The park is sparsely populated and shaded by several live oaks. Flowers beds are located at the entry points at the corner of Ocean Avenue and Junipero Street. The city of Carmel holds special events in the park to mark the holidays. These include an annual Easter egg event, Veterans Day, Memorial Day, Fourth of July, the Halloween parade and pumpkin roll, and holiday tree lighting. It has a public restroom and a water fountain. No dogs are allowed in the park. Devendorf Park was recorded with the National Register of Historic Places on July 25, 2002.

History

In 1921, a group of Carmel citizens lobbied the city to purchase  of dunes from James Franklin Devendorf, to preserve it for future generations. In 1922, the city approved the price set at $15,000. The purchase included the dunes, the Carmel beach, and Block 69, now Devendorf Park. For some time, the block served as a polo field, horseshoe pit, campground, and fairground. In 1928, the Mattie Hopper, wife of James Hopper, raised funds to support the park. In 1930, councilwoman Clara Kellogg and persuaded the city council to make it official by naming the park after James Devendorf.

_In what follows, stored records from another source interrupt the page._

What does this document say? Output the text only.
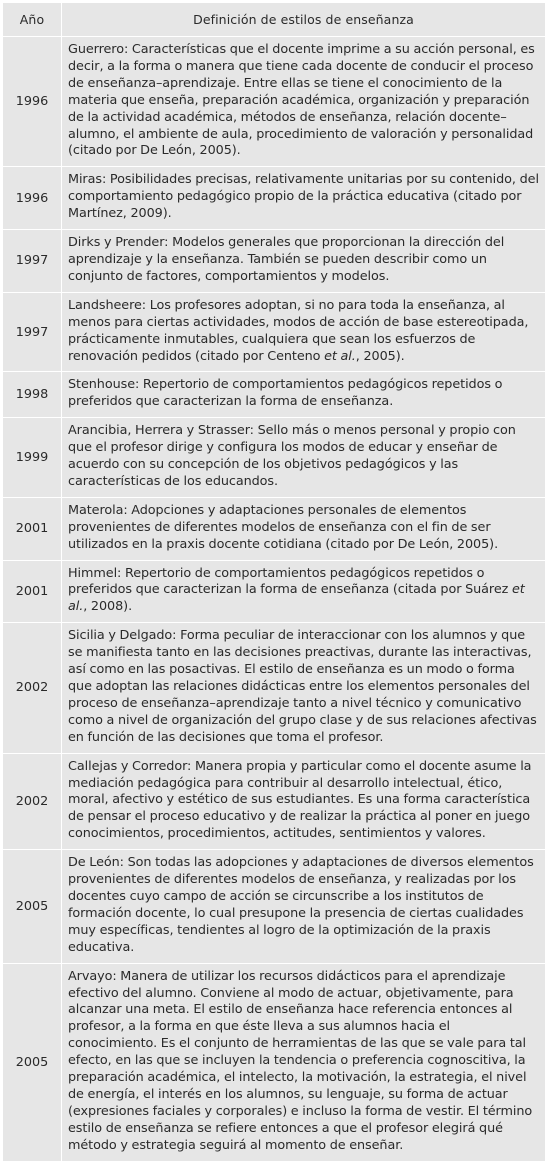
Año	Definición de estilos de enseñanza
1996	Guerrero: Características que el docente imprime a su acción personal, es decir, a la forma o manera que tiene cada docente de conducir el proceso de enseñanza–aprendizaje. Entre ellas se tiene el conocimiento de la materia que enseña, preparación académica, organización y preparación de la actividad académica, métodos de enseñanza, relación docente–alumno, el ambiente de aula, procedimiento de valoración y personalidad (citado por De León, 2005).
1996	Miras: Posibilidades precisas, relativamente unitarias por su contenido, del comportamiento pedagógico propio de la práctica educativa (citado por Martínez, 2009).
1997	Dirks y Prender: Modelos generales que proporcionan la dirección del aprendizaje y la enseñanza. También se pueden describir como un conjunto de factores, comportamientos y modelos.
1997	Landsheere: Los profesores adoptan, si no para toda la enseñanza, al menos para ciertas actividades, modos de acción de base estereotipada, prácticamente inmutables, cualquiera que sean los esfuerzos de renovación pedidos (citado por Centeno et al., 2005).
1998	Stenhouse: Repertorio de comportamientos pedagógicos repetidos o preferidos que caracterizan la forma de enseñanza.
1999	Arancibia, Herrera y Strasser: Sello más o menos personal y propio con que el profesor dirige y configura los modos de educar y enseñar de acuerdo con su concepción de los objetivos pedagógicos y las características de los educandos.
2001	Materola: Adopciones y adaptaciones personales de elementos provenientes de diferentes modelos de enseñanza con el fin de ser utilizados en la praxis docente cotidiana (citado por De León, 2005).
2001	Himmel: Repertorio de comportamientos pedagógicos repetidos o preferidos que caracterizan la forma de enseñanza (citada por Suárez et al., 2008).
2002	Sicilia y Delgado: Forma peculiar de interaccionar con los alumnos y que se manifiesta tanto en las decisiones preactivas, durante las interactivas, así como en las posactivas. El estilo de enseñanza es un modo o forma que adoptan las relaciones didácticas entre los elementos personales del proceso de enseñanza–aprendizaje tanto a nivel técnico y comunicativo como a nivel de organización del grupo clase y de sus relaciones afectivas en función de las decisiones que toma el profesor.
2002	Callejas y Corredor: Manera propia y particular como el docente asume la mediación pedagógica para contribuir al desarrollo intelectual, ético, moral, afectivo y estético de sus estudiantes. Es una forma característica de pensar el proceso educativo y de realizar la práctica al poner en juego conocimientos, procedimientos, actitudes, sentimientos y valores.
2005	De León: Son todas las adopciones y adaptaciones de diversos elementos provenientes de diferentes modelos de enseñanza, y realizadas por los docentes cuyo campo de acción se circunscribe a los institutos de formación docente, lo cual presupone la presencia de ciertas cualidades muy específicas, tendientes al logro de la optimización de la praxis educativa.
2005	Arvayo: Manera de utilizar los recursos didácticos para el aprendizaje efectivo del alumno. Conviene al modo de actuar, objetivamente, para alcanzar una meta. El estilo de enseñanza hace referencia entonces al profesor, a la forma en que éste lleva a sus alumnos hacia el conocimiento. Es el conjunto de herramientas de las que se vale para tal efecto, en las que se incluyen la tendencia o preferencia cognoscitiva, la preparación académica, el intelecto, la motivación, la estrategia, el nivel de energía, el interés en los alumnos, su lenguaje, su forma de actuar (expresiones faciales y corporales) e incluso la forma de vestir. El término estilo de enseñanza se refiere entonces a que el profesor elegirá qué método y estrategia seguirá al momento de enseñar.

Michael J. Murphy gave a hundred yards of top soil for the project and Dr. R. A. Kocher provided Carmel stone and benches. Jane Deusner was the Carmel landscape architect and Jane Todd of Monterey selected the plants and materials. By 1932, planting had begun for the Devendorf Park.

In 1937, as part of a WPA project, a redwood carving of Father Junípero Serra was designed by Carmel resident and sculptor Remo Scardigli and placed in the park.

Devendorf's daughter, Edwina Dupre Devendorf (1881-1954), became a painter and sculptor. She made a bronze bust of her father that was dedicated to the park in 1949 with a plague saying:

A World War II memorial plague was placed in the park by the American Legion Post No. 512.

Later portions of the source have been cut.